Using tougher cuts of meat and slowly roasting them to perfection with lots of vegetables, spices, and wine produces a wonderful taste treat. The Motley Monk has replicated the cook's osso buco on many occasions, but veal shanks are getting to be prohibitively expensive for what's supposed to be a Depression-era type of dinner.
However, the local grocery store oftentimes has a cut of meat (and bones) that fits the bill for a Depression-era type dinner: braised beef shanks. The six beef shanks pictured below set The Motley Monk back about $8 dollars.
For this recipe, all The Motley Monk had to purchase were the beef shanks and mushrooms. Otherwise, all the other ingredients were "in stock" at HIH II. For example, the carrots, celery, leeks, and dried prunes came straight out of the refrigerator.
The first step in this recipe is to dust the shanks with the spice mixture so that it coats the shanks.
Then, the shanks must be browned. Here, The Motley Monk used some rendered bacon fat (saved in the freezer from the last time The Motley Monk made bacon bits) and olive oil in a Dutch oven. Make sure the heat is medium high so that the beef shanks brown well. Also, use a wooden spoon to press down on the shanks as they brown so they remain "flat" rather than "bubble up."
After the shanks are well-browned, it's time to "sweat" the vegetables in a little more bacon fat and olive oil. As the vegetables sweat, make sure to scrape up any burned pieces of the spice mixture adhering to the bottom of the pot. These add incredible flavor to the dish.

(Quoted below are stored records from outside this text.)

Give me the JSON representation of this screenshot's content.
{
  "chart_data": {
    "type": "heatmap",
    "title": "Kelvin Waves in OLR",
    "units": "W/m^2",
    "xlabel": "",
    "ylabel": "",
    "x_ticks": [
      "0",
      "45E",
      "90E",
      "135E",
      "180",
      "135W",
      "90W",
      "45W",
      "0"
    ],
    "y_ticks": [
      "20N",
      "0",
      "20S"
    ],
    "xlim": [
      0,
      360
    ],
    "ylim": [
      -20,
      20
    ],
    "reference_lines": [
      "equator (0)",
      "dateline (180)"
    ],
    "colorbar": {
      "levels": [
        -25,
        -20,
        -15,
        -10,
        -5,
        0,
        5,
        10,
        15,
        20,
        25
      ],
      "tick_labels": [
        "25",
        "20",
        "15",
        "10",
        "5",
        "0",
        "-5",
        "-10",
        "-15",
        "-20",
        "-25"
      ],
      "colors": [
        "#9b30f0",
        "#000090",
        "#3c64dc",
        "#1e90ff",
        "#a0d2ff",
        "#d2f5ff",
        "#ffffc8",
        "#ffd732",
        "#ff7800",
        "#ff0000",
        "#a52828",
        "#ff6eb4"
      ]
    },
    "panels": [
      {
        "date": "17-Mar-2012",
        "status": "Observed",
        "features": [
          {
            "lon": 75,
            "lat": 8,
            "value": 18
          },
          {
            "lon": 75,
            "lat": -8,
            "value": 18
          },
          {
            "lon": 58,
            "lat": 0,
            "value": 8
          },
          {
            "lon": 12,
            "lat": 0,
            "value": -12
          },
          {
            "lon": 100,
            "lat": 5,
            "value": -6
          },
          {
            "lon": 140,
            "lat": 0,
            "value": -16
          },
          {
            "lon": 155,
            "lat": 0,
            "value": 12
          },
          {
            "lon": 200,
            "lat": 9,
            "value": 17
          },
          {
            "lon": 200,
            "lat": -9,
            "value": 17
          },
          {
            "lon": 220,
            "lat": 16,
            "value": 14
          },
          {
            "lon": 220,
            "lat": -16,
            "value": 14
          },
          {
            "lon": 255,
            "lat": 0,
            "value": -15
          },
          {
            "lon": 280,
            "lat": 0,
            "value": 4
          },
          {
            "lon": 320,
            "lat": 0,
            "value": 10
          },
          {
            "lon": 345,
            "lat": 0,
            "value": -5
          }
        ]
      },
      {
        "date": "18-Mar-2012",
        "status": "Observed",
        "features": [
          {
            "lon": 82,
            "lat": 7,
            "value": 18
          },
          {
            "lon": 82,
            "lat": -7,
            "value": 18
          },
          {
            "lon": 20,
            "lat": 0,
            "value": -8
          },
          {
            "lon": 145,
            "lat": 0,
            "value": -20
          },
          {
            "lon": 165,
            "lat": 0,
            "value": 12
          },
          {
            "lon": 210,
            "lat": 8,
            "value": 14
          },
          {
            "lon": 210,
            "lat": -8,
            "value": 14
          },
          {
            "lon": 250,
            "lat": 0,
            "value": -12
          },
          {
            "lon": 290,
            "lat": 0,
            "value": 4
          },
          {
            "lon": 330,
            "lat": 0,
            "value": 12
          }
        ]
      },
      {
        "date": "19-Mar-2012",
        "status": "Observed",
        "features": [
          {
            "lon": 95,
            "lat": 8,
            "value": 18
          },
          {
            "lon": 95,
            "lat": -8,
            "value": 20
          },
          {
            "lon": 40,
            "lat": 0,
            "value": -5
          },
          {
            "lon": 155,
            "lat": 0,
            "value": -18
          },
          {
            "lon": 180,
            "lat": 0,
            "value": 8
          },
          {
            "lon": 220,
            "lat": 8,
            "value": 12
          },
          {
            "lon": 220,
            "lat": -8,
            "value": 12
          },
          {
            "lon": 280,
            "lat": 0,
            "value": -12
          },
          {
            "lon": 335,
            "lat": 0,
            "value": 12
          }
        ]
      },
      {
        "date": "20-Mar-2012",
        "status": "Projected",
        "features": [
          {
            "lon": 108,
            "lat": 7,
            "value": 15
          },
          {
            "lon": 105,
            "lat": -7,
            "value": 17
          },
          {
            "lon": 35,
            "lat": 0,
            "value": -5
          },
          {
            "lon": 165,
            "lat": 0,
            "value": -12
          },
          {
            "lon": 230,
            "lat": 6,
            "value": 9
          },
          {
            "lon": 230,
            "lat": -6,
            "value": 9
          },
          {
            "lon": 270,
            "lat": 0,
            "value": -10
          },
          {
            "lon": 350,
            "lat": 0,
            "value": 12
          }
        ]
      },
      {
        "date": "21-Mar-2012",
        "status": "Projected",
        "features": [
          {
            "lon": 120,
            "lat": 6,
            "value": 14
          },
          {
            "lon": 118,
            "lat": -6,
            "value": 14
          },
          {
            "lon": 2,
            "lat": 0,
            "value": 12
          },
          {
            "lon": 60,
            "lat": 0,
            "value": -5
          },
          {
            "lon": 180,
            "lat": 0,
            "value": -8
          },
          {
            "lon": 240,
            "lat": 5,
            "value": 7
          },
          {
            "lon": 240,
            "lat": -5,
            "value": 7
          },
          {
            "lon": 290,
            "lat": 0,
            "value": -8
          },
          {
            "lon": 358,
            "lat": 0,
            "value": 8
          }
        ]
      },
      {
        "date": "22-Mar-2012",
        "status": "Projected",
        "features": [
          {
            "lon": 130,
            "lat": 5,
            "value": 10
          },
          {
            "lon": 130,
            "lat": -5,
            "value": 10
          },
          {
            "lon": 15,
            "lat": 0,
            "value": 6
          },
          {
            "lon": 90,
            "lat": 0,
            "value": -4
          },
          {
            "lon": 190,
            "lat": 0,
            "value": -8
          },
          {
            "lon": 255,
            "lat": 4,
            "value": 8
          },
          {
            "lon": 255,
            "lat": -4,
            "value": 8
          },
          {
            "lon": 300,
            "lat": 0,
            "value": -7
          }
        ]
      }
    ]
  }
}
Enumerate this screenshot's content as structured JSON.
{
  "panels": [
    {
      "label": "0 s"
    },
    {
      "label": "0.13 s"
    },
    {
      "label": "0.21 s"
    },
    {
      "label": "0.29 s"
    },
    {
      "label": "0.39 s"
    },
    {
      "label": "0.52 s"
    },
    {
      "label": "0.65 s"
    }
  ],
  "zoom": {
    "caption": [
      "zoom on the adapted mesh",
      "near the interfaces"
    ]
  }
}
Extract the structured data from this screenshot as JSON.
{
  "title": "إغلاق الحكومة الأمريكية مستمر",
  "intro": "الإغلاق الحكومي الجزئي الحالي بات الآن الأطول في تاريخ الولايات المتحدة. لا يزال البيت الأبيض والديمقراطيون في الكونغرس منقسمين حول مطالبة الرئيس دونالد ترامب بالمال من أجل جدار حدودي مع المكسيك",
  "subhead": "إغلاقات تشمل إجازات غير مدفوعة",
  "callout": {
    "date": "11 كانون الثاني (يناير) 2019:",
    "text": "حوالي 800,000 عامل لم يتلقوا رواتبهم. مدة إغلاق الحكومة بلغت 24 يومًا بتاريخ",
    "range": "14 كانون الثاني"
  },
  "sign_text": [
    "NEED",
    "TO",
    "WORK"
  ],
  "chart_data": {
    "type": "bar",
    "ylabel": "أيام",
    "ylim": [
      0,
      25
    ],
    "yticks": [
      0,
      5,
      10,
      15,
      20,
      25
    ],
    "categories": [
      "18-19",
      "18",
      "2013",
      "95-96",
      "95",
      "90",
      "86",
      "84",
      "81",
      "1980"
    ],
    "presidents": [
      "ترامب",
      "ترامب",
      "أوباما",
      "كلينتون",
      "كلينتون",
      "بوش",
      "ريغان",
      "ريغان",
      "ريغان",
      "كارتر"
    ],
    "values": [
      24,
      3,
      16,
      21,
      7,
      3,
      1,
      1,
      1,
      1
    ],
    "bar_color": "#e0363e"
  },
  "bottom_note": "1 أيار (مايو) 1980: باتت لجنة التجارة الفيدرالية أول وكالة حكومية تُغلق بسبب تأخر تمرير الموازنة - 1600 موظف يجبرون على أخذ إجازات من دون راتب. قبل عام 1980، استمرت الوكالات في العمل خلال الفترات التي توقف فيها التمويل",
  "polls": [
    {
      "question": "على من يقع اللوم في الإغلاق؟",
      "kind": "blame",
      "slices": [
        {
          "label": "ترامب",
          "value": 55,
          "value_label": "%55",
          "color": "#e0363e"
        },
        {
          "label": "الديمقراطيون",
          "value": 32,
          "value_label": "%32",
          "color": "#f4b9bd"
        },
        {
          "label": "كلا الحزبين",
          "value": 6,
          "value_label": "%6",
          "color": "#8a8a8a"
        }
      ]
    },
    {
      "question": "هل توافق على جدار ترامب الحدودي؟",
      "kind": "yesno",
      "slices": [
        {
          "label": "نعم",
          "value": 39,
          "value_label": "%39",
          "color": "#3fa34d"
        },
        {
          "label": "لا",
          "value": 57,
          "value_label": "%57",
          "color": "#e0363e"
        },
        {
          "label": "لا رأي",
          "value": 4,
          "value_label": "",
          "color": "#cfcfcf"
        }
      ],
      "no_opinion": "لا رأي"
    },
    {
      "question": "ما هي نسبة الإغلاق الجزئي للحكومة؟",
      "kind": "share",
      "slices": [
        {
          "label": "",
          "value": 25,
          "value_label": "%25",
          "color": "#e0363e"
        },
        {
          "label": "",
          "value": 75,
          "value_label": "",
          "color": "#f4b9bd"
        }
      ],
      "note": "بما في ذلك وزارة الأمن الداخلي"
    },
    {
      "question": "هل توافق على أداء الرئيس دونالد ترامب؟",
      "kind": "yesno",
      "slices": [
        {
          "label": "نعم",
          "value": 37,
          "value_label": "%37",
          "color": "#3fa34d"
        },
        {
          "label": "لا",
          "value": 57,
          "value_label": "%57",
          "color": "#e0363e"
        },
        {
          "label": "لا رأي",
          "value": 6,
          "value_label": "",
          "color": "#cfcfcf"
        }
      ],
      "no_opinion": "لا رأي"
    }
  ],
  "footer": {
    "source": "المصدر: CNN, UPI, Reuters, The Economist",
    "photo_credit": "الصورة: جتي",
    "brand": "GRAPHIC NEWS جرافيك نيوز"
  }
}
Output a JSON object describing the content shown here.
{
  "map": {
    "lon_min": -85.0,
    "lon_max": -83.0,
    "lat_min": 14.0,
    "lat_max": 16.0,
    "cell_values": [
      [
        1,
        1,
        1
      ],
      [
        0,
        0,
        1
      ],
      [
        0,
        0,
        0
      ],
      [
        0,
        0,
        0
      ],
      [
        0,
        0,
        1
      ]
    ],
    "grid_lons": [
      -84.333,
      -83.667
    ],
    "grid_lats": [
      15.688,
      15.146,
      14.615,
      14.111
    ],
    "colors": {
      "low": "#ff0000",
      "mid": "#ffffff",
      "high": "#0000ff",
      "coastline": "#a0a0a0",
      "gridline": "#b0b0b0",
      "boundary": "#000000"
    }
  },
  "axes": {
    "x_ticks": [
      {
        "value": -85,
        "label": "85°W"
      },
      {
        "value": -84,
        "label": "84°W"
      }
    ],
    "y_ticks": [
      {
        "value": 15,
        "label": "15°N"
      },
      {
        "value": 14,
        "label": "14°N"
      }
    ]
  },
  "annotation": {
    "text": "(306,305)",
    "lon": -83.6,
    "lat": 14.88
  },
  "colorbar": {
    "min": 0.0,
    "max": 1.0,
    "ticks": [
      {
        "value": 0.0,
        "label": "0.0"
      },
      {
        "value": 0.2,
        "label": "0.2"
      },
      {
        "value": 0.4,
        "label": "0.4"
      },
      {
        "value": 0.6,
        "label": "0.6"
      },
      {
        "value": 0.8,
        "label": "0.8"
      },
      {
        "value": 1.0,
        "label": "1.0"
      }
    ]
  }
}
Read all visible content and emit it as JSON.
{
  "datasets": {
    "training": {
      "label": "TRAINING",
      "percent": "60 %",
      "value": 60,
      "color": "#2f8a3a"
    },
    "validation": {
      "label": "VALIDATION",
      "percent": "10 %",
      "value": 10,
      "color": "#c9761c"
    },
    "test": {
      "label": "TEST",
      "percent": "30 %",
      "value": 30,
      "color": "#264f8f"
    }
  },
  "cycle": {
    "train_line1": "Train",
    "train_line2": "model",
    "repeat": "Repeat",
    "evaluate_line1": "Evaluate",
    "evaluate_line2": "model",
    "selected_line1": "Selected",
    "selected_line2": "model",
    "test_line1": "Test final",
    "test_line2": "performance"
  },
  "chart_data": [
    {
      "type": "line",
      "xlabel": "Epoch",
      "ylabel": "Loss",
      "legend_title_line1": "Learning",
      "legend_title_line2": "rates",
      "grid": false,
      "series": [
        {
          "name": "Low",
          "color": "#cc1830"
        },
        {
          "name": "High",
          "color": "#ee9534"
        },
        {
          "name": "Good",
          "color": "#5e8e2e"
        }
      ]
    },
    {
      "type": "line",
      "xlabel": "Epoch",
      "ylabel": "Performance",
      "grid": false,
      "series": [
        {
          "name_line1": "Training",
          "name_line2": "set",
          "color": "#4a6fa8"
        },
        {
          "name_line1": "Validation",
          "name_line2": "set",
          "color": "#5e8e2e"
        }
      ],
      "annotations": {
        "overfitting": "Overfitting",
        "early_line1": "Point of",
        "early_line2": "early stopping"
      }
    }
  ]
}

It's all down hill after that. Return the beef shanks to the Dutch oven. Add beef broth to cover everything. Give the ingredients a good stir, bring to a simmer, and cover. Place the covered Dutch oven into the oven, preheated to 325°.
After one hour, remove the Dutch oven and give everything a stir. Add more broth if the original broth is evaporating too fast to cook down into a gravy. Adjust the seasonings as may be necessary. Return the Dutch oven to the oven for another hour.
After another hour (a total of 2 hours), remove the Dutch oven and give everything a stir. The gravy should be nice and thick. If it isn't, thicken with either a quick roux (flour/butter compressed together with the fingertips) or a flour/water mixture (best way: shake in a covered jar).
In this preparation, The Motley Monk sweated the vegetables before roasting. In the recipe below, The Motley Monk doesn't sweat the vegetables before roasting. In the end, there's no discernable difference in the product. The point is: a recipe provides guidelines not a straightjacket. Be inventive and have no fear!
There also are many ways to serve braised beef shanks. The Motley Monk likes to serve this dish with mashed potatoes (regular mashed potatoes except don't add milk; instead, add chunk applesauce), risotto, or polenta...accompanied by a robust Malbec.
This is a very good Depression-era braised beef shanks.